The colonial political parties of the labour movement which preceded the Australian Labor Party date from 1891.  The first Labour MPs were elected that year to the New South Wales Legislative Assembly (aka “the Bear Pit”), winning 35 of 141 seats.  The first Labour government anywhere in the world was in Queensland in 1899, where the administration of Anderson Dawson held office for 7 days.   Federally, the first Labour Government was in 1904, under Chris Watson, a minority government that lasted just 4 months.  The party adopted the US spelling of “Labor” in 1912, in admiration of the US labor movement.

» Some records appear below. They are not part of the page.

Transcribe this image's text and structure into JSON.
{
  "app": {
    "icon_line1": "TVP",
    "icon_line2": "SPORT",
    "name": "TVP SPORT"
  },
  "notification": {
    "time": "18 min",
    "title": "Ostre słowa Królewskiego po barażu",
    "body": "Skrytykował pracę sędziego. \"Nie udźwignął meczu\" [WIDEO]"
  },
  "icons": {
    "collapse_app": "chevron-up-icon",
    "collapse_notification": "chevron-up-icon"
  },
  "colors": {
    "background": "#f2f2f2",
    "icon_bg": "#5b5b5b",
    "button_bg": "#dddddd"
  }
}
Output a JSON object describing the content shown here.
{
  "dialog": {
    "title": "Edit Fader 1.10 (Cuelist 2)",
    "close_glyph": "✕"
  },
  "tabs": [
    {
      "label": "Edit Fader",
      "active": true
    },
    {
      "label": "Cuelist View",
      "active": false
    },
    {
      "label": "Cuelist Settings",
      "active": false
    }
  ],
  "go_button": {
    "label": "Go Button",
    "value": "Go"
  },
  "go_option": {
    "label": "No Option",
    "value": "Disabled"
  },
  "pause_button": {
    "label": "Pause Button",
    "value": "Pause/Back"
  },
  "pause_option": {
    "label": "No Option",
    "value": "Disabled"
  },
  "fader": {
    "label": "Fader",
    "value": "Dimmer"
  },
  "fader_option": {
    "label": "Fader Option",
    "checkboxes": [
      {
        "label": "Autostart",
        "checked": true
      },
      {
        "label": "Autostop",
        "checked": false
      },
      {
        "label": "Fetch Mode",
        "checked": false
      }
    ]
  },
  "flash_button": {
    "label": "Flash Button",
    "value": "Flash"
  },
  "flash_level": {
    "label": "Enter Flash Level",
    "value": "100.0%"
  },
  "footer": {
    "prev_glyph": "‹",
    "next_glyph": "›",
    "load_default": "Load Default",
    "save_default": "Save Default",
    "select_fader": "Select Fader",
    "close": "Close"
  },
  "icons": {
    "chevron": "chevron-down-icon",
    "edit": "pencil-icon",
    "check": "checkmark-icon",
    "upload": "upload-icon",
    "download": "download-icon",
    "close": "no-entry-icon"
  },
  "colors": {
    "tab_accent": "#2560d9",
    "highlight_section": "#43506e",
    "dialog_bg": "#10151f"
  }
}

An American journalist and historian of Australia, C. Hartley Grattan (1902-1980), once wrote this about the Party (cited in Button 2012, page 145 large print edition):

It has struggled with every handicap to which political parties are heir.  It has been burdened with careerists, turncoats, hypocrites, outright scoundrels, stuffy functionaries devoid of sense and imagination, bellowing enemies of critical intelligence, irritatingly self-righteous clowns bent on enforcing suburban points of view, pussy-footers, demagogues, stooges for hostile outside groups and interests, aged and decaying hacks and ordinary blatherskites.  Every political party falls heir to these.  But it has outlived them all and still stands for something:  it stands for a social democratic Australia.”

Reference:
James Button [2012]: Speechless:  A Year in my Father’s Business.  Melbourne, Australia:  Melbourne University Press.
POSTSCRIPT (2013-03-30):  And here is a perceptive analysis of the current situation of the ALP by Guy Rundle, writing for Crikey magazine (HT).    I had not previously viewed the ALP’s Right-wing factions as being the descendants of the Catholic social movement, while the Centre-Left and Left factions may be seen descendants of Protestant Fabians and Marxists.